4) Reducing inflammation and boosting immune function (as you starve the bugs!) through a high-nutrient, low-carbohydrate, low-glycemic diet comprised of organic fresh vegetables, nuts, animal protein and low-glycemic fruits. Non-gluten grains may be permissible for some.
5) Exercising, to oxygenate the tissues, boost immune function, maintain muscle tone, and aid in detoxification.
6) Replacing deficient nutrient levels with supplements. Magnesium, iron, Vitamin D, the B-vitamins, EFA’s and probiotics tend to be common deficiencies in people with Lyme and supplementation with these is essential.
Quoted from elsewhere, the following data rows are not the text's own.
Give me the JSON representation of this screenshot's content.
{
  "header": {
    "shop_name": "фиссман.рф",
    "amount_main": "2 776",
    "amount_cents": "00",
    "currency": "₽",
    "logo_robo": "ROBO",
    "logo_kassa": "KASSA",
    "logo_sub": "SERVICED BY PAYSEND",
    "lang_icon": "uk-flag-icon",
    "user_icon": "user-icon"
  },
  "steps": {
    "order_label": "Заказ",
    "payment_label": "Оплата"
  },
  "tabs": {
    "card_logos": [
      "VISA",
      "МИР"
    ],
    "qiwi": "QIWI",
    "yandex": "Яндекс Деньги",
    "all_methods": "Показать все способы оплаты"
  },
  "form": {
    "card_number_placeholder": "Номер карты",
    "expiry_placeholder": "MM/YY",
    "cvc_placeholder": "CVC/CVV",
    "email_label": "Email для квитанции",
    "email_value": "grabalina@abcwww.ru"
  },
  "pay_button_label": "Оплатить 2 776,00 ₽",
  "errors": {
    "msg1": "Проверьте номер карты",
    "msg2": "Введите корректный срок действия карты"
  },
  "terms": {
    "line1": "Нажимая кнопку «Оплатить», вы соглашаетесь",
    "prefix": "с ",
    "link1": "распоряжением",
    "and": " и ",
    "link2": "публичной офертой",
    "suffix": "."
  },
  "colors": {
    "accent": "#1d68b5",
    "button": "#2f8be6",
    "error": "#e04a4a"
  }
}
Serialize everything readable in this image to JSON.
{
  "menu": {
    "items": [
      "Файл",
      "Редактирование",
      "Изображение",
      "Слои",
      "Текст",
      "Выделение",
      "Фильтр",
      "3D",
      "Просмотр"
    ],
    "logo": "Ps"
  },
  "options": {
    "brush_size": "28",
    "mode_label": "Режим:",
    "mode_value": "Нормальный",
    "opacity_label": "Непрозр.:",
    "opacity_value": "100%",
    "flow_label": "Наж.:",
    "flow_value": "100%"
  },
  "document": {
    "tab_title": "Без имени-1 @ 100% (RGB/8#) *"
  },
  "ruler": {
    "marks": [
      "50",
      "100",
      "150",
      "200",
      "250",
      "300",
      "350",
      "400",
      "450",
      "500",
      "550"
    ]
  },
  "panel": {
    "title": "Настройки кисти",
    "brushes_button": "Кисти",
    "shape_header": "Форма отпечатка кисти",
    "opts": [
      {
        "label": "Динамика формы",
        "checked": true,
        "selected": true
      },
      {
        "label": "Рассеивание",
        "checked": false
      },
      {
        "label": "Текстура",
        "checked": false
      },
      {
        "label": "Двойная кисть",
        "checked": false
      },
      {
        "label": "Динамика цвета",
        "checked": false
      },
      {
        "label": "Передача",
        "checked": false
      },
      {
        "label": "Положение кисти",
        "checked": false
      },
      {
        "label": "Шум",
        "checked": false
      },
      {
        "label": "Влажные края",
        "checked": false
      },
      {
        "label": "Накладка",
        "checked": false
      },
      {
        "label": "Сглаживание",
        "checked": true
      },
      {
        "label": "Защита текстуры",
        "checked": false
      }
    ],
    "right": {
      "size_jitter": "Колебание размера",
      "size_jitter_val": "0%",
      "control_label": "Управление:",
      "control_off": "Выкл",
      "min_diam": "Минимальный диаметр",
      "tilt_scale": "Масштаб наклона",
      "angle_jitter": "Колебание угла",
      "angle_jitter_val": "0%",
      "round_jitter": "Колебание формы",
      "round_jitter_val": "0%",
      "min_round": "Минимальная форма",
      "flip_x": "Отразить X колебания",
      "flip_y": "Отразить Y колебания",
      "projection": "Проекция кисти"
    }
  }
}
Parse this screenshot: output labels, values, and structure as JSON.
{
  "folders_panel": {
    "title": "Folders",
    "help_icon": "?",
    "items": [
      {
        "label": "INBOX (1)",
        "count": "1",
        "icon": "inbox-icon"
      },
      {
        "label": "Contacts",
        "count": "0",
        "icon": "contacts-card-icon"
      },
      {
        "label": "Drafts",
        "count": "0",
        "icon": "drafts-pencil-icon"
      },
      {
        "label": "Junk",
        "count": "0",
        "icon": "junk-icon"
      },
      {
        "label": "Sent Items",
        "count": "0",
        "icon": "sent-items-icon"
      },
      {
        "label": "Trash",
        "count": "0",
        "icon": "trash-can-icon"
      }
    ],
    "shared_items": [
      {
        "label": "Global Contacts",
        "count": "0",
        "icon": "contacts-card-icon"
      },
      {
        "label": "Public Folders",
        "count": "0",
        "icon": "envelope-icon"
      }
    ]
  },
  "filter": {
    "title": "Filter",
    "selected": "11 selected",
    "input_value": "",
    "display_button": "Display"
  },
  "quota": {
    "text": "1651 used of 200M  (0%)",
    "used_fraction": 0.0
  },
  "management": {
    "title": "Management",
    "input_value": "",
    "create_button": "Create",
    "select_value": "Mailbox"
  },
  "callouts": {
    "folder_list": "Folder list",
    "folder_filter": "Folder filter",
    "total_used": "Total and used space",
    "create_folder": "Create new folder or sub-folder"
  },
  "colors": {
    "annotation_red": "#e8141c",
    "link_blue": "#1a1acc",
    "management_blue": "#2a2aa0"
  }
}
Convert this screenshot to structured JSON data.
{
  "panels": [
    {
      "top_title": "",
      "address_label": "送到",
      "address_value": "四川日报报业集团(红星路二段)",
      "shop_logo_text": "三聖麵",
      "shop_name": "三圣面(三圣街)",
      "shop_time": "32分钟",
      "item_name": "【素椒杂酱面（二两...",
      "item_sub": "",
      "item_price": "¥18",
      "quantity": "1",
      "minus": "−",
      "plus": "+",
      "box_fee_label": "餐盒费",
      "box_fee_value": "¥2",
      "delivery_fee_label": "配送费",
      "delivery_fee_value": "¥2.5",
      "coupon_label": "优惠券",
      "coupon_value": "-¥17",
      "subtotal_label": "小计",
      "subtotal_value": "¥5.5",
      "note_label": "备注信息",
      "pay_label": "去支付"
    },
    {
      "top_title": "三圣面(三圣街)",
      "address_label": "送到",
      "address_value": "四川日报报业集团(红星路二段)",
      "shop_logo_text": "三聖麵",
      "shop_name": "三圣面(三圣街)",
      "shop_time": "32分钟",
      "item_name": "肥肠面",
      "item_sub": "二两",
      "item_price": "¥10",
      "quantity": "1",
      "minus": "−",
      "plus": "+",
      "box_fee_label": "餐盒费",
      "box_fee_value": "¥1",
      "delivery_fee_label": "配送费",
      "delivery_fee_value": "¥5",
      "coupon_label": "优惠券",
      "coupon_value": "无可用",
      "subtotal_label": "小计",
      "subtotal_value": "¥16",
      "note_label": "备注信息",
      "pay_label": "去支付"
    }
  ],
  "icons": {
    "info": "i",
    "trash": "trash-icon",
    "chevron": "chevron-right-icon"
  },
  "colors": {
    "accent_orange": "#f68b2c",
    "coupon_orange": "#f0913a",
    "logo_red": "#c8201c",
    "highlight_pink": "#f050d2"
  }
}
7) Balancing hormone levels and supporting the HPA-axis with vitamins, herbs, and bioidentical hormones (search my earlier posts for more information on suggestions for balancing the endocrine system. Also check out my recent article in the Townsend Letter, which is based on information from the 13 doctors that I interviewed in my recent book, Insights Into Lyme Disease Treatment). Supporting the adrenal glands and thyroid is especially crucial. My favorite adrenal supplements are licorice, siberian ginseng, Vitamin C, B5 and B6.
8) Controlling symptoms. This may involve taking amino acids (such as L-theanine, 5-HTP, tryptophan, and L-glycine) and melatonin for sleep; remedies such as fish oil, curcumin, pain gels and patches, as well as low dose Naltrexone for pain; Cordyceps, L-carnitine, ginseng and D-ribose for energy, and so on. Sleep is especially important, as a lack of good, restful sleep can hinder recovery.
9) Balancing brain chemistry with vitamins, EFA’s, and amino acids such as N-acetyl-tyrosine, L-histadine, L-tryptophan, GABA, and so on (depending upon what neurotransmitters you are deficient in).
9) Having a support network of friends and/or family who can help you through the difficult moments, as well as plenty of time to rest and participate in fun activities that have nothing to do with Lyme. Nobody can get through this thing alone!
10) Spending time with God in prayer and in developing a spiritual life.